The difference between CCD and CMOS in industrial cameras

The difference between CCD and CMOS in industrial cameras

CCD and CMOS are essentially the difference in sensor technology. In simple terms, a CCD's light-sensing element uses only one "amplifier" for each row of pixels, while a CMOS has a separate amplifier for each pixel. Therefore, on a CCD, from a pixel point of view, the area for light-sensing is much larger than on a CMOS. After all, CMOS integrates a lot of complex circuits, so the image quality of CCD is indeed better than that of CMOS. However, CCDs have two inherent drawbacks. One is slow. After all, the processor needs to process information about each pixel. Noise is usually high.

The main difference between CCD and CMOS in manufacturing is that CCD is integrated on a semiconductor single crystal material, while CMOS is integrated on a semiconductor material called metal oxide, and there is no essential difference in the working principle. In fact, after technological transformation, the gap between the actual effect of CCD and CMOS has been reduced a lot. Moreover, the manufacturing cost and power consumption of CMOS are much lower than that of CCD, so many camera manufacturers use CMOS photosensitive elements.
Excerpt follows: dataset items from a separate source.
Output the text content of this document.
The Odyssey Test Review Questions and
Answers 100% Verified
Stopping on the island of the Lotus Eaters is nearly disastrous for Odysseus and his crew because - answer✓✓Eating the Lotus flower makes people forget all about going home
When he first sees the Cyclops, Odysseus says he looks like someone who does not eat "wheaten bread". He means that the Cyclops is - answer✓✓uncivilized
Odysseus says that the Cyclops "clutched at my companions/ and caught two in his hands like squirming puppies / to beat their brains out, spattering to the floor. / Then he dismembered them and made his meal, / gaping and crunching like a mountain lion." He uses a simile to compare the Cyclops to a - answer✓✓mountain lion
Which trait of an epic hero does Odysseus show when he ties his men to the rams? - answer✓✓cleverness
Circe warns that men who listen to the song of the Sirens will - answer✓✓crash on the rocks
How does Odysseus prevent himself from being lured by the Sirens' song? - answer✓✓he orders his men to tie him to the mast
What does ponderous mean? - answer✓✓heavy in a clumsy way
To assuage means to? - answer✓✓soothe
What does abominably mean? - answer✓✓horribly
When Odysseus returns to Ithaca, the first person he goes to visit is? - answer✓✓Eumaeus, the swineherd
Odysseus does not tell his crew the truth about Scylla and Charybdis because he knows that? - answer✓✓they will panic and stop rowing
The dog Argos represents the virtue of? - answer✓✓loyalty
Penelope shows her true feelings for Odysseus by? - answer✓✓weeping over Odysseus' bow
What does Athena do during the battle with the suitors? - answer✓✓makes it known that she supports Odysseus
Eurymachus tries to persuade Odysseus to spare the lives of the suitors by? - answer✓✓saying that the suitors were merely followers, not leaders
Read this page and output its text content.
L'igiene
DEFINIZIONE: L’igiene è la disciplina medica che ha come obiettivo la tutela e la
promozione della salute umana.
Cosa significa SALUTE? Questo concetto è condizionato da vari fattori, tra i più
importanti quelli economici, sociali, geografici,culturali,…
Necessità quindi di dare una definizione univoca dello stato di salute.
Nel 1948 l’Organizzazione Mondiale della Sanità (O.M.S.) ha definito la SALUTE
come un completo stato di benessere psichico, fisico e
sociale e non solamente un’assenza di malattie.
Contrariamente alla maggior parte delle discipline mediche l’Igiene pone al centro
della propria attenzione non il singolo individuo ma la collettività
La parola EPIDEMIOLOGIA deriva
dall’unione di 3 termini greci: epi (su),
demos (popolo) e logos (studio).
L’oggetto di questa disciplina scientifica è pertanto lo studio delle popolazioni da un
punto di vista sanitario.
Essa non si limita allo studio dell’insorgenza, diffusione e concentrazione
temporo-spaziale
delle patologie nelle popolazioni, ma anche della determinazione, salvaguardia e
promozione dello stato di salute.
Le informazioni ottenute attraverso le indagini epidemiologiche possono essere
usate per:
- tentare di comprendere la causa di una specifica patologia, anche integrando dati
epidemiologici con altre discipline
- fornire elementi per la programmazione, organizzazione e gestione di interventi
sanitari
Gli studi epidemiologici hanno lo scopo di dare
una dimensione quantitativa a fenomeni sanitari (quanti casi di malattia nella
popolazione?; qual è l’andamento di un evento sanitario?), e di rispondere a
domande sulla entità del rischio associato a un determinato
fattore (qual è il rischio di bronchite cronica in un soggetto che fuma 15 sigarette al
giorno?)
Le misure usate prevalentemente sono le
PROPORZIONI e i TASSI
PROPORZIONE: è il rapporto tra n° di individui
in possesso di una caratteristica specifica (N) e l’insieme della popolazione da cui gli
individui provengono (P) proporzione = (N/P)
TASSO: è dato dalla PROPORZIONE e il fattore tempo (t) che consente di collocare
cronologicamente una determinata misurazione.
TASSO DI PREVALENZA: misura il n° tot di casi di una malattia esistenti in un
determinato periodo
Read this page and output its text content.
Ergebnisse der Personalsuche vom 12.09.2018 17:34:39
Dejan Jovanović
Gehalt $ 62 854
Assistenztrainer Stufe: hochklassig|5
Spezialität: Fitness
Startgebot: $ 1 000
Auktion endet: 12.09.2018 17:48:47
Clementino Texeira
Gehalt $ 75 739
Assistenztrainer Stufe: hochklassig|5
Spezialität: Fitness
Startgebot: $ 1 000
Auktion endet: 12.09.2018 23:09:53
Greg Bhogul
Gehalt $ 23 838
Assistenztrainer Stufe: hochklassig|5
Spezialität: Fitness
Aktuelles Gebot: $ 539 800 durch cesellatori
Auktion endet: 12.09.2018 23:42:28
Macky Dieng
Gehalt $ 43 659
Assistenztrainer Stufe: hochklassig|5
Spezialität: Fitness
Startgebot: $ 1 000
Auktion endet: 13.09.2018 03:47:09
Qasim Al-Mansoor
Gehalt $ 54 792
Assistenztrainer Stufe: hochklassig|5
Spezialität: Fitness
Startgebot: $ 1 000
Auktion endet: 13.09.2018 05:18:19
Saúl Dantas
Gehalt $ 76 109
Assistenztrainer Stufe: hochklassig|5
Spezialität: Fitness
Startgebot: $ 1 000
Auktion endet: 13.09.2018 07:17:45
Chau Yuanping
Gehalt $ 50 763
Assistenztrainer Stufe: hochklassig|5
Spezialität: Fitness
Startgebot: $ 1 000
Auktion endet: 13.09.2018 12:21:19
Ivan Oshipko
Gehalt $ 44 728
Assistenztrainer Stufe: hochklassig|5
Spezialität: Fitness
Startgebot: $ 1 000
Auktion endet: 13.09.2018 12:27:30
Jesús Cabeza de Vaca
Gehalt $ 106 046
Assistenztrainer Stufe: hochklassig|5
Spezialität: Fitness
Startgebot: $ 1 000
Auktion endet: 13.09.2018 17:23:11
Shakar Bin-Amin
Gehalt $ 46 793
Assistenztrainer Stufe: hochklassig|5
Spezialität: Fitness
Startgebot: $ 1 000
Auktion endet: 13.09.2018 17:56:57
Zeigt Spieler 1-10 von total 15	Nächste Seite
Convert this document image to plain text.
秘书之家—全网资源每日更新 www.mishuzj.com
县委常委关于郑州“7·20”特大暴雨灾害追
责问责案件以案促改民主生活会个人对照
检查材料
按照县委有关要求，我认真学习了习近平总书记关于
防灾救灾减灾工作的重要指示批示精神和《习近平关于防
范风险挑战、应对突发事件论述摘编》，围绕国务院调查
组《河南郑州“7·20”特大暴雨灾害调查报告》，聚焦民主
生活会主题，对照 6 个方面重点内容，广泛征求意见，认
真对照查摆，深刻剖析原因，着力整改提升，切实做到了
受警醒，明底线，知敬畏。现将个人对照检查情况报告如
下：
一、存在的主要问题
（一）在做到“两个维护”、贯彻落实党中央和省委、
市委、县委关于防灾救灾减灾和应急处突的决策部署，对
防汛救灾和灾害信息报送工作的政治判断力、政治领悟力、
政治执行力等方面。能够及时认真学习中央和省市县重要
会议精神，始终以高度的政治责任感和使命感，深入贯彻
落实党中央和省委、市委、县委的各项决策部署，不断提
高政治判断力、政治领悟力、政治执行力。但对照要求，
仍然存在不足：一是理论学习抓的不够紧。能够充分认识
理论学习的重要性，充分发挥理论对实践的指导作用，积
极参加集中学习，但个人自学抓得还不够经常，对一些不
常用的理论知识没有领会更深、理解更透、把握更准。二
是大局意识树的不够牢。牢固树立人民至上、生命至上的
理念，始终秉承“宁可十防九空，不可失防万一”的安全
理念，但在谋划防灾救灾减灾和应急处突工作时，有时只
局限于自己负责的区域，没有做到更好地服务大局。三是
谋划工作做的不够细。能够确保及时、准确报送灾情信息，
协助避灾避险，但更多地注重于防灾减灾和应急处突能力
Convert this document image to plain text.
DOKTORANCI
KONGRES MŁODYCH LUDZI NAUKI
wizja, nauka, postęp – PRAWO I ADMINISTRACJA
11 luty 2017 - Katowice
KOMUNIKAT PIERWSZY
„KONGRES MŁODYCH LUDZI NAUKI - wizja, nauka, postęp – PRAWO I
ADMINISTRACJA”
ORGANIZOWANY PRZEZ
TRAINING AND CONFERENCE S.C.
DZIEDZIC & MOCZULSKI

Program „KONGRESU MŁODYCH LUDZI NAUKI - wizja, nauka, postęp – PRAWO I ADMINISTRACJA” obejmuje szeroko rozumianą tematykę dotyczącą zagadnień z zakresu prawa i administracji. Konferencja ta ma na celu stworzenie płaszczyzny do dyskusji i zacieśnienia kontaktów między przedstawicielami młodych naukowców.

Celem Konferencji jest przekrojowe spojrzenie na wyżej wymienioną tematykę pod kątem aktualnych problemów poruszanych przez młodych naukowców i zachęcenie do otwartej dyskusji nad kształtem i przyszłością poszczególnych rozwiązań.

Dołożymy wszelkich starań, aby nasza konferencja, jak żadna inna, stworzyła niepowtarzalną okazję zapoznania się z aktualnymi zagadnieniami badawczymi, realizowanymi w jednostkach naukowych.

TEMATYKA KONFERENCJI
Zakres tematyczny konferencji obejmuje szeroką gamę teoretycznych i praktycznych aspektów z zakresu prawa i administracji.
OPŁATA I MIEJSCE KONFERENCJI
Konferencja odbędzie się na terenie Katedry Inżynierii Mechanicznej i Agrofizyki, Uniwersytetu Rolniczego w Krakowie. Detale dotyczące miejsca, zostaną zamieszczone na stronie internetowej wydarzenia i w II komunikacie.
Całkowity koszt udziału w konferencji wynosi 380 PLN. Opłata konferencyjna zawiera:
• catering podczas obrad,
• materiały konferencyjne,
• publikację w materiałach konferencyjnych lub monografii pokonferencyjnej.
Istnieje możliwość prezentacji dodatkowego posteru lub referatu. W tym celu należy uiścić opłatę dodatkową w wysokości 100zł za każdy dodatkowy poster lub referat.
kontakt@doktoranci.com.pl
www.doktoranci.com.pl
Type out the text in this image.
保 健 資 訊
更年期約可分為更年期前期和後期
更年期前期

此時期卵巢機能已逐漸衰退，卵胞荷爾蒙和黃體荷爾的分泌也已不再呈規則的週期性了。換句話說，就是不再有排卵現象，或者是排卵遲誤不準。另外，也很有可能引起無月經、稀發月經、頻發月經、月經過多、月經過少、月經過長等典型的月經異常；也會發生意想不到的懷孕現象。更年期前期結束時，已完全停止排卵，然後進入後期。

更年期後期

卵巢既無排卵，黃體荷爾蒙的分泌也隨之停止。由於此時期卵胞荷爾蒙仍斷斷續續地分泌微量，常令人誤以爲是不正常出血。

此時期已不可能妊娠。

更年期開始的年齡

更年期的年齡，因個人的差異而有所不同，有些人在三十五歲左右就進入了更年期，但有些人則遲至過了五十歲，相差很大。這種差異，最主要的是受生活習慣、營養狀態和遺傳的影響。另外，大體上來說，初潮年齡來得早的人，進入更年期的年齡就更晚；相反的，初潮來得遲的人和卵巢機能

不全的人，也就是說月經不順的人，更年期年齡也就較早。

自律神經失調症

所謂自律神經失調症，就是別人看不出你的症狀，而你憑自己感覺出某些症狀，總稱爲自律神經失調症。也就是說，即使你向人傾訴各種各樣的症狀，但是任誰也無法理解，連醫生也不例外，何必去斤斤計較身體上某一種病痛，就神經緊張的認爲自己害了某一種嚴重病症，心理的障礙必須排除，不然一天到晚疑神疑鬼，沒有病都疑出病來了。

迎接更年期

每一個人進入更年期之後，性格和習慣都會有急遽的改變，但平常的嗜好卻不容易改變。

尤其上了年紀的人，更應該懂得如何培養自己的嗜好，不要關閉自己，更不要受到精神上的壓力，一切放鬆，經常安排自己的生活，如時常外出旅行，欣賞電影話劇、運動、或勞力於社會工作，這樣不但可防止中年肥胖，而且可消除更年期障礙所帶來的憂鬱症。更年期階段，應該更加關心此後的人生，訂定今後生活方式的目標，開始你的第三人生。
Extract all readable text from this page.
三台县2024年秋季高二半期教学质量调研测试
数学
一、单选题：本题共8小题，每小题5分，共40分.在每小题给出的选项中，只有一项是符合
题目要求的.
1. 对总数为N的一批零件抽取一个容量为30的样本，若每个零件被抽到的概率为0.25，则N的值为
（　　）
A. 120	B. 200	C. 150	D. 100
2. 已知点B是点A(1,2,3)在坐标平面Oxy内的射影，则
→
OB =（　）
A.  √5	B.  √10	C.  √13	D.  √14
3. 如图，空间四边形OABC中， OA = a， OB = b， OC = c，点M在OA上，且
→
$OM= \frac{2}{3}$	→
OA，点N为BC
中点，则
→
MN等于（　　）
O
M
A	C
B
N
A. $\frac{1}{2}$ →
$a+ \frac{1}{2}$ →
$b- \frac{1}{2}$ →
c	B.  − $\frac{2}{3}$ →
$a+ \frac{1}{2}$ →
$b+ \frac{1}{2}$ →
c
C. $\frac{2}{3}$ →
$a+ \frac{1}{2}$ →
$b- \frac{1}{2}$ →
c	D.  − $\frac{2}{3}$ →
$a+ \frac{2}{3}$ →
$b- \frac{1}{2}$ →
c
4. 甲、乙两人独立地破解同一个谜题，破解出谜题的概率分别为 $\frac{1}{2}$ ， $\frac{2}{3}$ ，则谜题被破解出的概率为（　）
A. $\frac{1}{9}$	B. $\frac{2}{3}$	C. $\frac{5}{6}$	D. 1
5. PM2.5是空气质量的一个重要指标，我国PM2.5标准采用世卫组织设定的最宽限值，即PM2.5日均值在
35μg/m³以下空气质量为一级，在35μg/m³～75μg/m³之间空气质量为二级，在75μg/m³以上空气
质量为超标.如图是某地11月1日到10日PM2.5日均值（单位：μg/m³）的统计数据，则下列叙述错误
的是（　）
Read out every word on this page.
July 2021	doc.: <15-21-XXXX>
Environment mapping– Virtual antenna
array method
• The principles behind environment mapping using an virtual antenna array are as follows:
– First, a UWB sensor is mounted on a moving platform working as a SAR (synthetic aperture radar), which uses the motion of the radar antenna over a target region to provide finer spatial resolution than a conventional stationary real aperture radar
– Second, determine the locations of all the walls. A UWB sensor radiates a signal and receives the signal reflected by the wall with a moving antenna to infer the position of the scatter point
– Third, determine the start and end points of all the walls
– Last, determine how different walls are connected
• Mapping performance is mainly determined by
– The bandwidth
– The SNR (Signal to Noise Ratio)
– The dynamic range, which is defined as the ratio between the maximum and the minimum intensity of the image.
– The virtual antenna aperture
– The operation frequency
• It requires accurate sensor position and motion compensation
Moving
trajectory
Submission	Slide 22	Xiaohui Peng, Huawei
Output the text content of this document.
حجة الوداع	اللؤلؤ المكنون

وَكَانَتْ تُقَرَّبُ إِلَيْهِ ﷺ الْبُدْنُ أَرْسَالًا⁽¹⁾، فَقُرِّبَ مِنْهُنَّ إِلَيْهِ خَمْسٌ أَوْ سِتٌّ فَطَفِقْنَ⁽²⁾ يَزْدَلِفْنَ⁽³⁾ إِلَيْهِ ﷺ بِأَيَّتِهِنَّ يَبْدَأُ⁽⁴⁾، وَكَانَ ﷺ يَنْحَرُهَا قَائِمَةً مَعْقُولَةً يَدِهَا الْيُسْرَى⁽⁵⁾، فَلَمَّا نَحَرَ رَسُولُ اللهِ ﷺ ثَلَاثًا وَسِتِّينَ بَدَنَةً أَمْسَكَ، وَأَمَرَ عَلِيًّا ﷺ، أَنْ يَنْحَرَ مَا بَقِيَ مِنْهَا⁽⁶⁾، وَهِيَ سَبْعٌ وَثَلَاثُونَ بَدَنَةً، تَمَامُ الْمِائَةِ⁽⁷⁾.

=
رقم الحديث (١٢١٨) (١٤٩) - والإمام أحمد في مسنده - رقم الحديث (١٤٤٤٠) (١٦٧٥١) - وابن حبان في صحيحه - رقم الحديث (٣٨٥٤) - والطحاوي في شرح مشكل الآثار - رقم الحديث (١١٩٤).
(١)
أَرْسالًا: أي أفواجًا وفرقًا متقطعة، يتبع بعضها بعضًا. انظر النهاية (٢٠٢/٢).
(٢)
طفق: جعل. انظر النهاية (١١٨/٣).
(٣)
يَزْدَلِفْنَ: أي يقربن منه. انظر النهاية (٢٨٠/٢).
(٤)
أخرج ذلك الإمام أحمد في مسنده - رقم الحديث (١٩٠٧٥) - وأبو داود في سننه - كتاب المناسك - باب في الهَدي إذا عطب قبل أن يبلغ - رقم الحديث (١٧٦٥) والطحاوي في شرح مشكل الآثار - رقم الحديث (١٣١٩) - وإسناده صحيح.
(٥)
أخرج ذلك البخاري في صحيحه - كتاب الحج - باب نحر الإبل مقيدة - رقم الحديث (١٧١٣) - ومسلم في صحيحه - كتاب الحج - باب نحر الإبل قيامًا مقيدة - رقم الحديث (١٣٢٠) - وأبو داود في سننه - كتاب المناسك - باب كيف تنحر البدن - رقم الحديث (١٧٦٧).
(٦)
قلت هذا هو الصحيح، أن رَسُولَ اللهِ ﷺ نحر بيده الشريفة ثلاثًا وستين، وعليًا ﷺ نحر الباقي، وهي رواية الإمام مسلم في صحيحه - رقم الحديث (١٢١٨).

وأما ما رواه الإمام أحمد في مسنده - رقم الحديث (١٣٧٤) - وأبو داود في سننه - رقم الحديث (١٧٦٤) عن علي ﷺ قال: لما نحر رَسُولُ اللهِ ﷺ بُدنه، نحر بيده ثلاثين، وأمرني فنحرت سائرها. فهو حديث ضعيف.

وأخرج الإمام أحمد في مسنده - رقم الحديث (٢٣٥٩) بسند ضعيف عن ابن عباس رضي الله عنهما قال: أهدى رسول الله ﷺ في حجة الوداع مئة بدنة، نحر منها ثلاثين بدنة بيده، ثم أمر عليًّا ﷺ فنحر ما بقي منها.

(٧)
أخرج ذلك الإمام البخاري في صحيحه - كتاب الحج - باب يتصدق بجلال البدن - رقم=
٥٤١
Imaging: Under the same pixel, the imaging transparency and sharpness of the CCD are very good, and the color reproduction and exposure are basically accurate. However, CMOS products tend to have average transparency, weak color reproduction ability to real objects, and poor exposure. Due to its own physical characteristics, the image quality of CMOS still has a certain gap with that of CCD. But it is still widely used in the camera field due to price difference and high integration.

There are many indicators to measure the quality of CCD, such as the number of pixels, CCD size, sensitivity, signal-to-noise ratio, etc. Among them, the number of pixels and the size of CCD are important indicators. The number of pixels refers to the number of photosensitive elements on the CCD. The picture taken by the camera can be understood as being composed of many small dots, each dot is a pixel. Obviously, the higher the number of pixels, the sharper the picture. If the CCD does not have enough pixels, the sharpness of the picture will be greatly affected.

CMOS sensors are far superior in terms of processing speed and power efficiency. CCD sensors have a finite number of nodes to convert each pixel charge on the sensor. This results in slower processing. However, since all the pixels are available for light capture on the CCD structure, the overall output is sharper and brighter.

For machine vision, important KPIs are processing speed and image noise. CMOS sensors allow digital conversion of each pixel, resulting in lower bandwidth. Alternatively, high-speed CCD sensors are not as massively parallel as high-speed CMOS imagers. As a result, each CCD amplifier has a higher bandwidth, resulting in more noise on the resulting image. This is why most industrial applications use the latest CMOS sensors, which can be designed to produce images with much less noise.